Diane Newman: Thank you so much, Dr. Potts. That was an excellent review of nocturia, and discussing also nocturnal polyuria. I always say that this is just the symptom I don't want to hear about in my exam room because, especially with overactive bladder, I feel that I've got some really great solutions for urgency, frequency, and even incontinence with a lot of the behavioral. And then, we, of course, have drug therapy. But I don't really see that this is a symptom that is, I think, sometimes I try to avoid in practice because I don't feel a lot of my basic tools in my treatment algorithm really work with this population. So, I'm not surprised that it's missed. And when we talk about this, who do you think is treating the most? Is it going to urologists? Or is it going to primary care? Or where really do we see the treatment for nocturia?
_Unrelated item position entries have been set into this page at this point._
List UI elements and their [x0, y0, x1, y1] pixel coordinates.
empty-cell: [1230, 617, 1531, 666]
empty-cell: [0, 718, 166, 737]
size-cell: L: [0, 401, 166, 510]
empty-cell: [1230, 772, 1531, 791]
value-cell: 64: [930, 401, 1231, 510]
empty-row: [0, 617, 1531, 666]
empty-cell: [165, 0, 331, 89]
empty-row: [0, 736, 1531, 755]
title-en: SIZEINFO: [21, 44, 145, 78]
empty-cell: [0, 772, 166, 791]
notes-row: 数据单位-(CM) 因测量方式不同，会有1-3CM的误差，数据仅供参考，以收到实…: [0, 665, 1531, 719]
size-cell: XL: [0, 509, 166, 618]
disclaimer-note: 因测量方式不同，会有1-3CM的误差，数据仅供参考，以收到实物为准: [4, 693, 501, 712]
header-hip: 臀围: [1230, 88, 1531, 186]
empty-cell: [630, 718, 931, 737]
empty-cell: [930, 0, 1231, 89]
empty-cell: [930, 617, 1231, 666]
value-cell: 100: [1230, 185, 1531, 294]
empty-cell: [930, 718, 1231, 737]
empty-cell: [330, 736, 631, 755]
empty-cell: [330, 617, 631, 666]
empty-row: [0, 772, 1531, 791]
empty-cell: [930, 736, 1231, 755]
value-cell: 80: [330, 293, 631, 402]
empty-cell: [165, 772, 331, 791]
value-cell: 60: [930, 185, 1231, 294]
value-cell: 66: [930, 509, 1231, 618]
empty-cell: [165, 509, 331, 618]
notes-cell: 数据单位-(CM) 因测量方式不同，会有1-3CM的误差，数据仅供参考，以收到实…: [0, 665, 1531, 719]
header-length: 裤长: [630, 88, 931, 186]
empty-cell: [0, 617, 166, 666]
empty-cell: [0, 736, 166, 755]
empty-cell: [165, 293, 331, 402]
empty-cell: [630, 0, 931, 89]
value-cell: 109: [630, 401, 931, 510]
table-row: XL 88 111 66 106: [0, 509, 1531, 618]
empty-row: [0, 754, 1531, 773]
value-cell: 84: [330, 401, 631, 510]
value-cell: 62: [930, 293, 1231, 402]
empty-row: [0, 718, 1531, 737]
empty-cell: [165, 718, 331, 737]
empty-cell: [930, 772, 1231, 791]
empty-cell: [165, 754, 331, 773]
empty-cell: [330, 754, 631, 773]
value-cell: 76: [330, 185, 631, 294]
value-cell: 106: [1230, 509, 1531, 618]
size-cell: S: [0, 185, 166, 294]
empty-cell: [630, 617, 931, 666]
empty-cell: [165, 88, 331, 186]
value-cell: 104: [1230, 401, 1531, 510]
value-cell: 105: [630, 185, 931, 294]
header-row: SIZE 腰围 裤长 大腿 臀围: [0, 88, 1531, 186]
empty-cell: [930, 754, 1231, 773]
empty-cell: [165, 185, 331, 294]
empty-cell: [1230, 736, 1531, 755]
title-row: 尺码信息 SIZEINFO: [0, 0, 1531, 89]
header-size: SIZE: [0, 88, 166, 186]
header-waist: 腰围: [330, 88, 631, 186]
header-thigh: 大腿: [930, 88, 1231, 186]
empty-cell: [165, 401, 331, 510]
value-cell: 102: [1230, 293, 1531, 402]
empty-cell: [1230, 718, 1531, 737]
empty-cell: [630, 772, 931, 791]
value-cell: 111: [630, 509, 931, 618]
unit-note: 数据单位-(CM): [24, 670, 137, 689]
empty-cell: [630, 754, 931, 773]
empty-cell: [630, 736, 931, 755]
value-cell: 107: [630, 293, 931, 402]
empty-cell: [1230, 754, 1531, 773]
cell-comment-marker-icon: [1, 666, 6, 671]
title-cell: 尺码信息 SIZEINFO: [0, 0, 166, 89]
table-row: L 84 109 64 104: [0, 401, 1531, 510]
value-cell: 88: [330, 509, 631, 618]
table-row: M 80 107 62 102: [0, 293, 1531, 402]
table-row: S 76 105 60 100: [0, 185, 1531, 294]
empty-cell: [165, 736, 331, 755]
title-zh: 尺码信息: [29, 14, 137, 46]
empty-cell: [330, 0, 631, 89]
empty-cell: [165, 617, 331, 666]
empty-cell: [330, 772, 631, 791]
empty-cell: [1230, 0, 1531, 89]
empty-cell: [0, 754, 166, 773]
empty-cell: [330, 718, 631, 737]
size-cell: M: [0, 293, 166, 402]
Jeannette Potts: Well, that's hard for me to say, actually. And I know that sometimes the assumption is that, because my background is in family medicine, that I am only dealing with family medicine patients. And it's really not the case. Most of the nocturia patients, if not all, are patients seeking multiple opinion, like second, third opinion from urology. But not because the urologists are referring them. It's because the patients are self-referred seeking another opinion. So, I'm skewed. I'm seeing just urology patients who are wanting another opinion, and I'm not seeing it from the family practitioners.
Diane Newman: And that's a shame because you see how many other medical problems that are associated with it, and how it increases morbidity. But I agree with you that it's still looked on as "a urology condition," when really it's got to be expanded because it impacts so many other systems.
Jeannette Potts: Yes. And that's probably my number one recommendation in my treatment plan for every patient, regardless of diagnosis. It's like, "You need a primary care doctor. You need a good primary care doctor." Even my patients with pelvic pain, when I retired, I'm like, "I need to refer you to a good family doctor because that's who's going to take the best care of you." So, anyway. But it is hard because I don't know which part of medicine is being more squeezed. And that's a whole other topic, squeezed for time. And there are so many people who are good doctors who were trained very well, but the practice, the actual day to day clinical setting, doesn't allow us sometimes to be the good practitioners that we were trained and intended to be.
Diane Newman: But there's much more research now in this area telling us about that impact. I mean, this has really changed, I think, in the last five years that we now understand nocturia is a symptom of many conditions.
Jeannette Potts: Yes.
Diane Newman: It's not just the bladder, the heart, the issue about diabetes, and that. So, I think that this is really evolving in this area, understanding it, which is what you really showed in this talk.
Jeannette Potts: Yeah. And hopefully, the days of people getting one alpha blocker, two alpha blockers, add an alpha reductase, and then a terp, and it's like, "Oh, you still have nocturia." Hopefully those days are gone.
Diane Newman: We at least hope so. Well, thanks so much for this presentation.
Jeannette Potts: You're welcome. Thank you.